NEW PALEOMAGNETIC RESULTS FROM LADAKH, WESTERN HIMALAYA SUPPORT MULTI-STAGE COLLISION SCENARIO BETWEEN INDIA AND EURASIA


JAGOUTZ, Oliver, Earth, Atmospheric and Planetary Sciences Department, Massachusetts Institute of Technology, 77 Massachusetts Avenue, Cambridge, MA 02139, BAILEY, Elizabeth, Department of Earth, Atmospheric and Planetary Sciences, Massachusetts Institute of Technology, 77 Massachusetts Ave, Cambridge, MA 02139, WEISS, Benjamin P., Department of Earth, Atmospheric and Planetary Sciences, Massachusetts Institute of Technology, Building 54-724, Cambridge, MA 02139, EDDY, Michael P., Earth, Atmospheric and Planetary Sciences Department, Massachusetts Institute of Technology, Cambridge, MA 02139, ROYDEN, Leigh H., Dept. of Earth, Atmospheric and Planetary Sciences, Massachusetts Institute of Technology, Cambridge, MA 02139 and TIKOO, Sonia M., Division of Geological and Planetary Sciences, California Institute of Technology, Caltech 170-25, 1200 E. California Blvd, Pasadena, CA 91125, jagoutz@mit.edu

The Kohistan-Ladakh arc (KLA) separates India from Eurasia in the western Himalaya. Two conflicting hypotheses have been developed concerning the collision between India, the KLA, and Eurasia. In the classical model, the KLA is thought to have collided with Eurasia in the Cretaceous (~85-110 Ma), and, subsequently, India collided with Eurasia and the KLA at ~50 Ma along the Indus-Tsangpo suture. Alternatively, it has been proposed that India first collided with the KLA at ~50 Ma, and, subsequently, India and the KLA collided with Eurasia at ~40 Ma along the Shyok-Tsangpo suture zone. These different collision scenarios make distinct predictions for the absolute timing of the India-Eurasia collision. In the classical hypothesis, the KLA should have been located at ~20°N after collision with Eurasia, whereas the alternative model predicts that the KLA remained far removed form Eurasia, therefore south of ~20°N in the Paleo-Tethys until 50 Ma. We conducted a paleomagnetic study to test these two conflicting hypotheses by determining the paleolatitude of formation for a ~67-52 Ma sequence of the Khardung volcanics--a unit located in the Shyok-Nubra valley and overlying the KLA.

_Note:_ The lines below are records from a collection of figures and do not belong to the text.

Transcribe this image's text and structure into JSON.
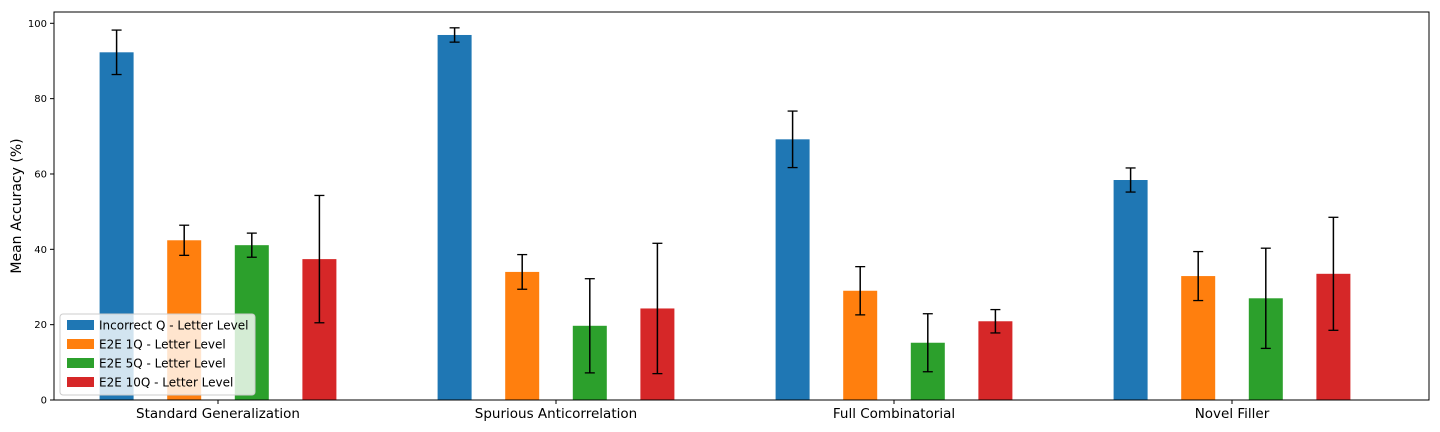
{
  "chart_data": {
    "type": "bar",
    "ylabel": "Mean Accuracy (%)",
    "xlabel": "",
    "ylim": [
      0,
      103
    ],
    "yticks": [
      "0",
      "20",
      "40",
      "60",
      "80",
      "100"
    ],
    "categories": [
      "Standard Generalization",
      "Spurious Anticorrelation",
      "Full Combinatorial",
      "Novel Filler"
    ],
    "legend_position": "lower-left",
    "grid": false,
    "series": [
      {
        "name": "Incorrect Q - Letter Level",
        "color": "#1f77b4",
        "values": [
          92.3,
          96.9,
          69.2,
          58.4
        ],
        "errors": [
          5.9,
          1.9,
          7.5,
          3.2
        ]
      },
      {
        "name": "E2E 1Q - Letter Level",
        "color": "#ff7f0e",
        "values": [
          42.4,
          34.0,
          29.0,
          32.9
        ],
        "errors": [
          4.0,
          4.6,
          6.4,
          6.5
        ]
      },
      {
        "name": "E2E 5Q - Letter Level",
        "color": "#2ca02c",
        "values": [
          41.1,
          19.7,
          15.2,
          27.0
        ],
        "errors": [
          3.2,
          12.5,
          7.7,
          13.3
        ]
      },
      {
        "name": "E2E 10Q - Letter Level",
        "color": "#d62728",
        "values": [
          37.4,
          24.3,
          20.9,
          33.5
        ],
        "errors": [
          16.9,
          17.3,
          3.1,
          15.0
        ]
      }
    ]
  }
}
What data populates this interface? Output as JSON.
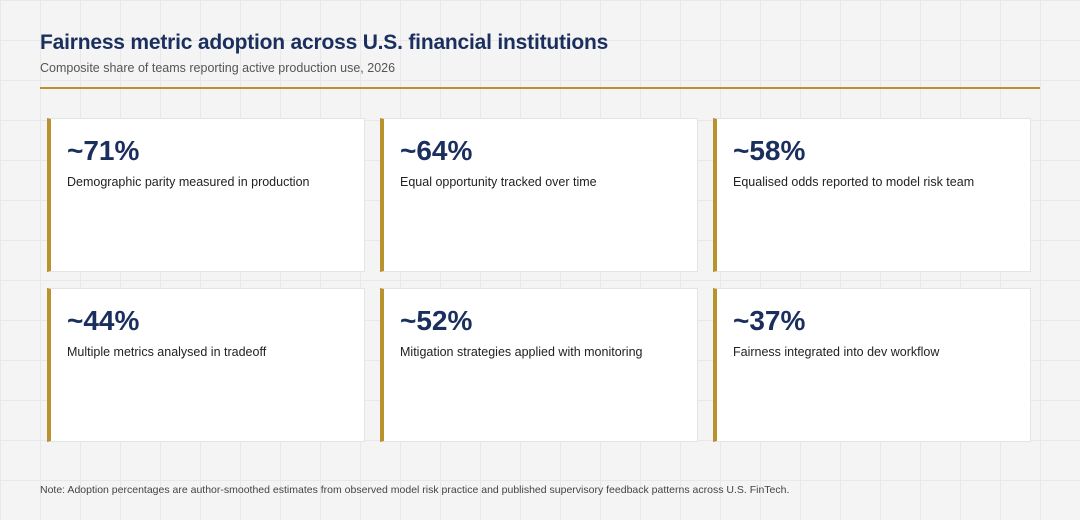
{
  "header": {
    "title": "Fairness metric adoption across U.S. financial institutions",
    "subtitle": "Composite share of teams reporting active production use, 2026"
  },
  "chart_data": {
    "type": "table",
    "title": "Fairness metric adoption across U.S. financial institutions",
    "subtitle": "Composite share of teams reporting active production use, 2026",
    "categories": [
      "Demographic parity measured in production",
      "Equal opportunity tracked over time",
      "Equalised odds reported to model risk team",
      "Multiple metrics analysed in tradeoff",
      "Mitigation strategies applied with monitoring",
      "Fairness integrated into dev workflow"
    ],
    "values": [
      71,
      64,
      58,
      44,
      52,
      37
    ],
    "value_labels": [
      "~71%",
      "~64%",
      "~58%",
      "~44%",
      "~52%",
      "~37%"
    ],
    "unit": "%"
  },
  "footer": {
    "note": "Note: Adoption percentages are author-smoothed estimates from observed model risk practice and published supervisory feedback patterns across U.S. FinTech."
  },
  "colors": {
    "accent": "#b8922c",
    "value": "#1b2f5e"
  }
}
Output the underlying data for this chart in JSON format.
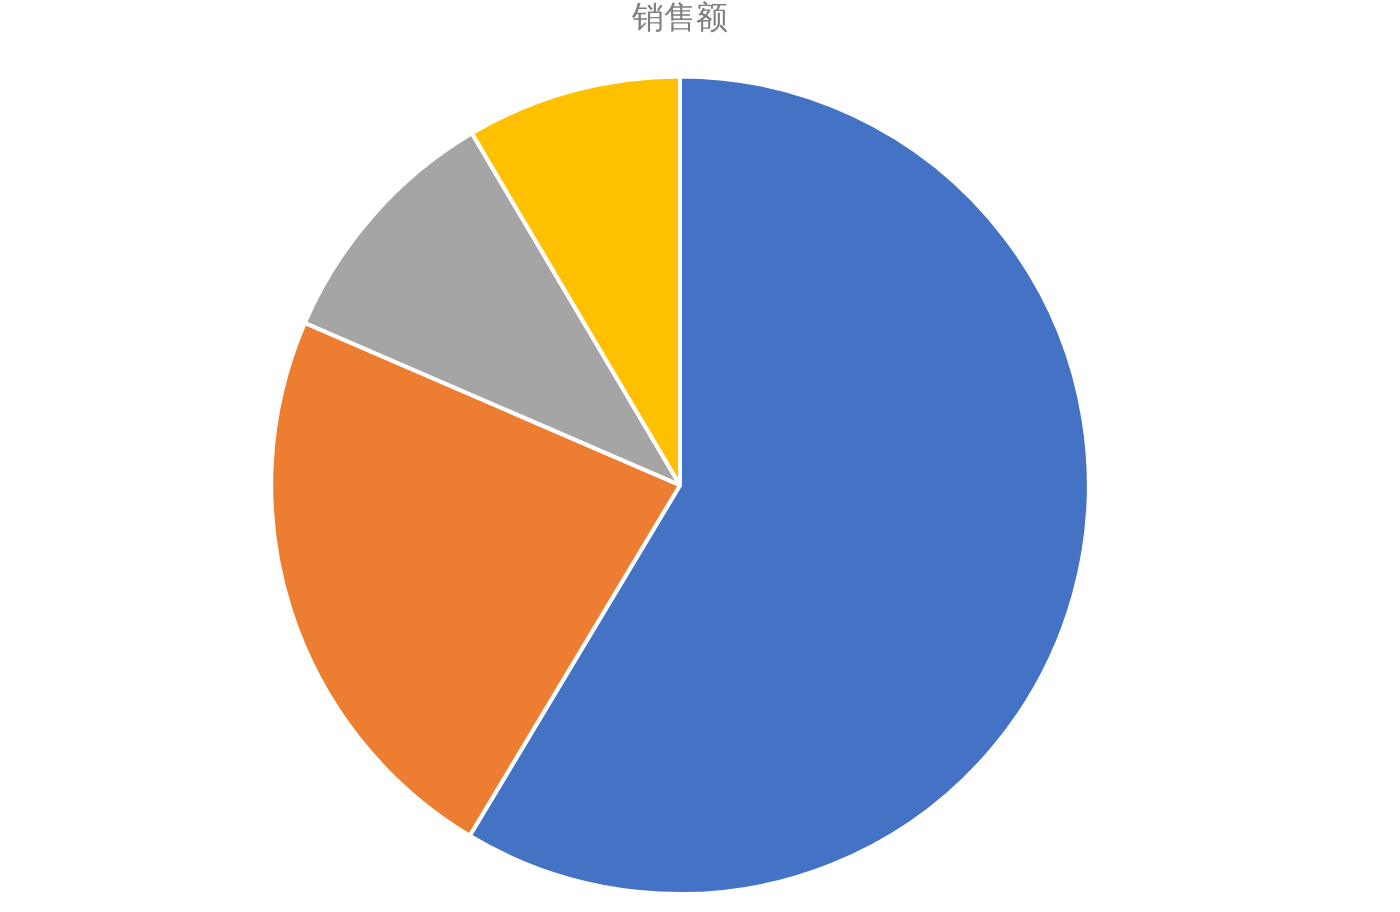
{
  "chart_data": {
    "type": "pie",
    "title": "销售额",
    "categories": [
      null,
      null,
      null,
      null
    ],
    "values": [
      58.6,
      22.9,
      10.0,
      8.5
    ],
    "colors": [
      "#4472c4",
      "#ed7d31",
      "#a5a5a5",
      "#ffc000"
    ],
    "legend": false
  }
}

Samples were collected at four sites. During stepwise thermal demagnetization, samples from all four sites contained co-directional high-temperature (HT) magnetization components persisting to the magnetite Curie temperature of 580°C or greater. A baked contact test at one site suggests that these HT magnetizations predate dike intrusion and bedding tilt, indicating that the HT components likely reflect primary magnetization. The average of the HT site mean directions implies a paleolatitude of 5°N.

Our results preclude the possibility that the KLA collided with Eurasia at ~ 20°N in the Cretaceous. Instead, they support the hypothesis that the KLA initially collided with India at ~ 50 Ma in the equatorial region of the Tethyan ocean.